Trecho do capítulo, na edição de 1938 da Biblioteca Pública Alberto Sousa
SEGUNDA PARTE - MEMORIAL E DECLARAÇÃO DAS
GRANDEZAS DA BAHIA
TÍTULO 13 — Da
herpetogratia e dos batráquios e vários outros
Capítulo
CXVI
Que trata das lagartas que se criam na Bahia.
Soca chamam os índios à lagarta, que é também como bichos-da-seda, quando querem morrer que estão gordos, a qual se cria de borboletas
grandes que vão de passagem. Às vezes se cria essa lagarta com muita água e morre como faz sol; outras vezes se cria com grande seca e morre como
chove.
Uma e outra destrói as novidades de mandioca, algodão, arroz; e faz mal à cana nova de açúcar, e às vezes é tanta esta lagarta, que vão as
estradas cheias delas, e deixam o caminho varrido da erva, e escaldado.
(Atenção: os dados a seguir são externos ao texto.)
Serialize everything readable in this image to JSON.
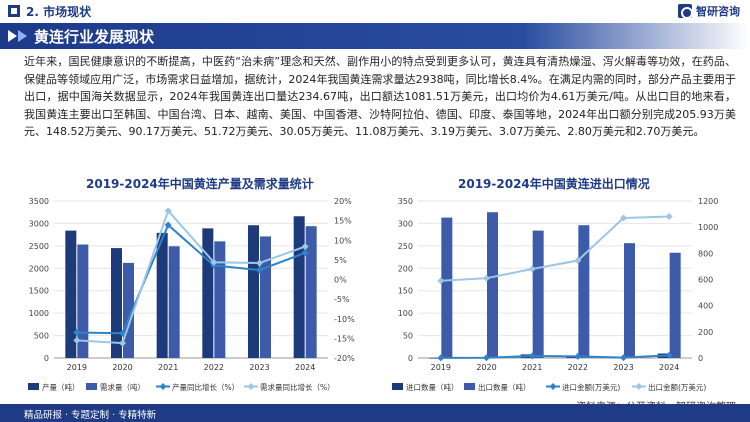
{
  "header": {
    "section": "2. 市场现状",
    "logo": "智研咨询",
    "icons": [
      "section-square-icon",
      "logo-mark-icon",
      "title-arrow-icon"
    ]
  },
  "title": "黄连行业发展现状",
  "paragraph": "近年来，国民健康意识的不断提高，中医药“治未病”理念和天然、副作用小的特点受到更多认可，黄连具有清热燥湿、泻火解毒等功效，在药品、保健品等领域应用广泛，市场需求日益增加，据统计，2024年我国黄连需求量达2938吨，同比增长8.4%。在满足内需的同时，部分产品主要用于出口，据中国海关数据显示，2024年我国黄连出口量达234.67吨，出口额达1081.51万美元，出口均价为4.61万美元/吨。从出口目的地来看，我国黄连主要出口至韩国、中国台湾、日本、越南、美国、中国香港、沙特阿拉伯、德国、印度、泰国等地，2024年出口额分别完成205.93万美元、148.52万美元、90.17万美元、51.72万美元、30.05万美元、11.08万美元、3.19万美元、3.07万美元、2.80万美元和2.70万美元。",
  "footer": {
    "left": "精品研报 · 专题定制 · 专精特新",
    "source": "资料来源：公开资料、智研咨询整理"
  },
  "chart_data": [
    {
      "type": "bar",
      "title": "2019-2024年中国黄连产量及需求量统计",
      "categories": [
        "2019",
        "2020",
        "2021",
        "2022",
        "2023",
        "2024"
      ],
      "ylim": [
        0,
        3500
      ],
      "yticks": [
        "0",
        "500",
        "1000",
        "1500",
        "2000",
        "2500",
        "3000",
        "3500"
      ],
      "y2lim": [
        -20,
        20
      ],
      "y2ticks": [
        "-20%",
        "-15%",
        "-10%",
        "-5%",
        "0%",
        "5%",
        "10%",
        "15%",
        "20%"
      ],
      "series": [
        {
          "name": "产量（吨）",
          "kind": "bar",
          "axis": "left",
          "color": "#1d3a7a",
          "values": [
            2840,
            2450,
            2790,
            2890,
            2960,
            3160
          ]
        },
        {
          "name": "需求量（吨）",
          "kind": "bar",
          "axis": "left",
          "color": "#3d5ba8",
          "values": [
            2530,
            2120,
            2490,
            2600,
            2710,
            2938
          ]
        },
        {
          "name": "产量同比增长（%）",
          "kind": "line",
          "axis": "right",
          "color": "#2f83c8",
          "values": [
            -13.5,
            -13.7,
            13.9,
            3.6,
            2.4,
            6.8
          ]
        },
        {
          "name": "需求量同比增长（%）",
          "kind": "line",
          "axis": "right",
          "color": "#9cc6e6",
          "values": [
            -15.5,
            -16.2,
            17.5,
            4.4,
            4.2,
            8.4
          ]
        }
      ]
    },
    {
      "type": "bar",
      "title": "2019-2024年中国黄连进出口情况",
      "categories": [
        "2019",
        "2020",
        "2021",
        "2022",
        "2023",
        "2024"
      ],
      "ylim": [
        0,
        350
      ],
      "yticks": [
        "0",
        "50",
        "100",
        "150",
        "200",
        "250",
        "300",
        "350"
      ],
      "y2lim": [
        0,
        1200
      ],
      "y2ticks": [
        "0",
        "200",
        "400",
        "600",
        "800",
        "1000",
        "1200"
      ],
      "series": [
        {
          "name": "进口数量（吨）",
          "kind": "bar",
          "axis": "left",
          "color": "#1d3a7a",
          "values": [
            0.5,
            1,
            8,
            5,
            1,
            10
          ]
        },
        {
          "name": "出口数量（吨）",
          "kind": "bar",
          "axis": "left",
          "color": "#3d5ba8",
          "values": [
            313,
            325,
            284,
            296,
            256,
            234.67
          ]
        },
        {
          "name": "进口金额(万美元)",
          "kind": "line",
          "axis": "right",
          "color": "#2f83c8",
          "values": [
            1,
            2,
            15,
            12,
            3,
            20
          ]
        },
        {
          "name": "出口金额(万美元)",
          "kind": "line",
          "axis": "right",
          "color": "#9cc6e6",
          "values": [
            590,
            610,
            680,
            745,
            1070,
            1081.51
          ]
        }
      ]
    }
  ]
}
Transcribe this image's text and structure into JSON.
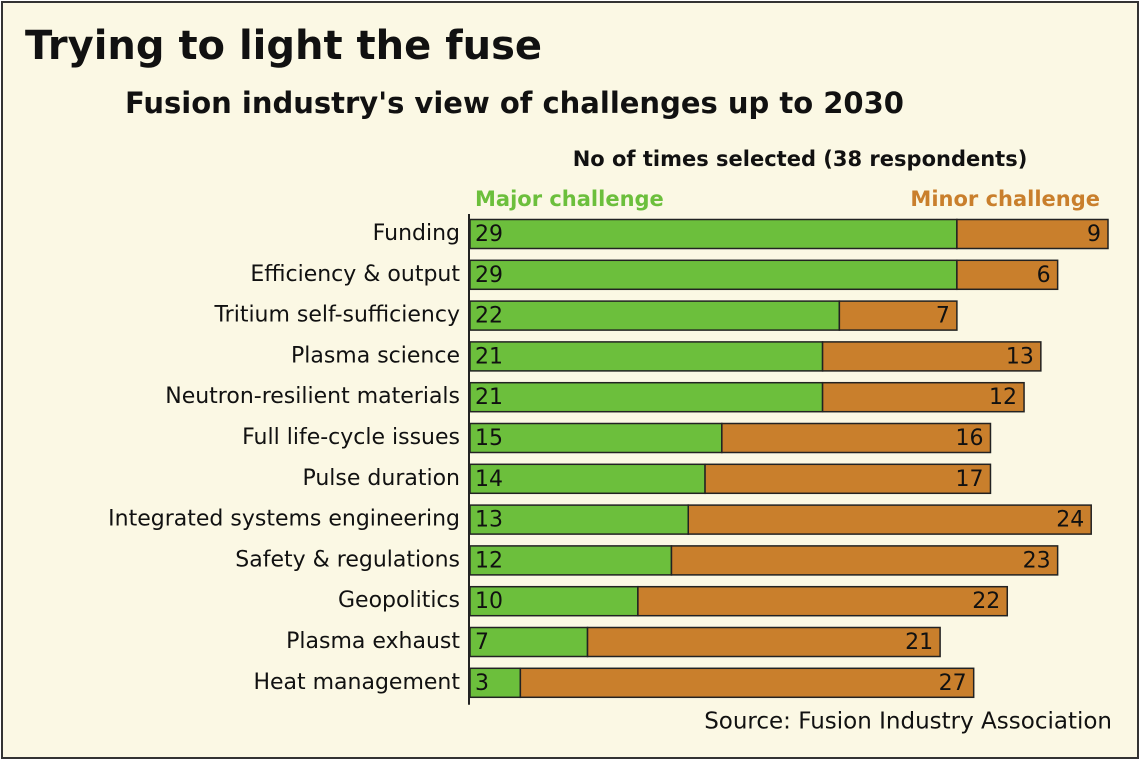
{
  "chart_data": {
    "type": "stacked-bar-horizontal",
    "title": "Trying to light the fuse",
    "subtitle": "Fusion industry's view of challenges up to 2030",
    "x_label": "No of times selected (38 respondents)",
    "source": "Source: Fusion Industry Association",
    "categories": [
      "Funding",
      "Efficiency & output",
      "Tritium self-sufficiency",
      "Plasma science",
      "Neutron-resilient materials",
      "Full life-cycle issues",
      "Pulse duration",
      "Integrated systems engineering",
      "Safety & regulations",
      "Geopolitics",
      "Plasma exhaust",
      "Heat management"
    ],
    "series": [
      {
        "name": "Major challenge",
        "color": "#6cbf3c",
        "values": [
          29,
          29,
          22,
          21,
          21,
          15,
          14,
          13,
          12,
          10,
          7,
          3
        ]
      },
      {
        "name": "Minor challenge",
        "color": "#c97f2c",
        "values": [
          9,
          6,
          7,
          13,
          12,
          16,
          17,
          24,
          23,
          22,
          21,
          27
        ]
      }
    ],
    "xlim": [
      0,
      38
    ]
  }
}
E quando dão nas roças da mandioca chasqueiam de maneira que se ouve um tiro
de pedra, às quais comem os olhinhos novos, e depois as outras folhas; e muitas vezes é tanta que comem a casca dos ramos da mandioca; e se se não
muda o tempo, destroem as novidades de maneira que causa haver fome na terra, e o chão por onde esta praga passa, ainda que seja mato, fica
escaldado de maneira que não cria erva em dois anos.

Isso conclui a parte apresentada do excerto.